At the facilities, some officials from the beneficiary schools described Tullow’s support as unprecedented as the company provides the blocks and equips them with all necessary utilities.
The Western Regional Minister, Mr. Kwabena Okyere Darko-Mensah, said in his comments that the construction of the dormitory blocks by Tullow means a lot for the development of education in the Western Region.
Since its inception, he said Tullow Ghana’s invaluable support and commitment to assisting the government to fully realize the vision it has for the Free SHS policy is highly commendable.

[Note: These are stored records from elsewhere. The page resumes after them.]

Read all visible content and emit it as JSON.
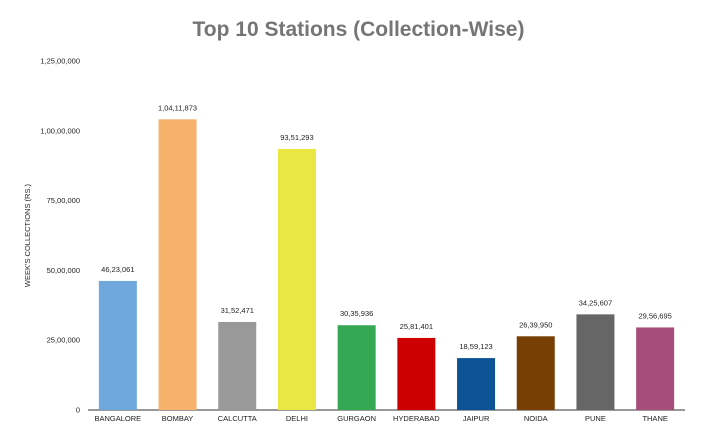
{
  "chart_data": {
    "type": "bar",
    "title": "Top 10 Stations (Collection-Wise)",
    "xlabel": "",
    "ylabel": "WEEK'S COLLECTIONS (RS.)",
    "ylim": [
      0,
      12500000
    ],
    "yticks": [
      0,
      2500000,
      5000000,
      7500000,
      10000000,
      12500000
    ],
    "ytick_labels": [
      "0",
      "25,00,000",
      "50,00,000",
      "75,00,000",
      "1,00,00,000",
      "1,25,00,000"
    ],
    "grid": false,
    "legend": "none",
    "categories": [
      "BANGALORE",
      "BOMBAY",
      "CALCUTTA",
      "DELHI",
      "GURGAON",
      "HYDERABAD",
      "JAIPUR",
      "NOIDA",
      "PUNE",
      "THANE"
    ],
    "values": [
      4623061,
      10411873,
      3152471,
      9351293,
      3035936,
      2581401,
      1859123,
      2639950,
      3425607,
      2956695
    ],
    "value_labels": [
      "46,23,061",
      "1,04,11,873",
      "31,52,471",
      "93,51,293",
      "30,35,936",
      "25,81,401",
      "18,59,123",
      "26,39,950",
      "34,25,607",
      "29,56,695"
    ],
    "colors": [
      "#6fa8dc",
      "#f6b26b",
      "#999999",
      "#e9e843",
      "#34a853",
      "#cc0000",
      "#0b5394",
      "#783f04",
      "#666666",
      "#a64d79"
    ]
  }
}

The benefits that these dormitories and classroom blocks bring to beneficiary schools and wider communities are enormous. “I know of other interventions such as the Tullow Tertiary STEM scholarship program, Scholars Aid where stipends are given to hundreds of SHS students, a radio school program and a sustainable kindergarten, among others.
“As we strive to encourage enrollment of girls, improve science, technology, engineering and mathematics (STEM) in our pursuit of national development, the facilities will provide a decent place for students to lay head and go out more refreshed daily for university studies and extra-curricular activities.” He also added that the intervention will build a better future for young people and therefore a more resilient community.
The oil and gas industry, to this end, not only contributes to revenue, but through its social performance activities, it is supported in the areas of education, health, roads, water and sanitation, fisher loans program and regular engagement with stakeholders.
The commitment of funds for the project and its actualization should be a source of encouragement for the rest of the other corporate institutions in the country to emulate and join the clarion call for national development.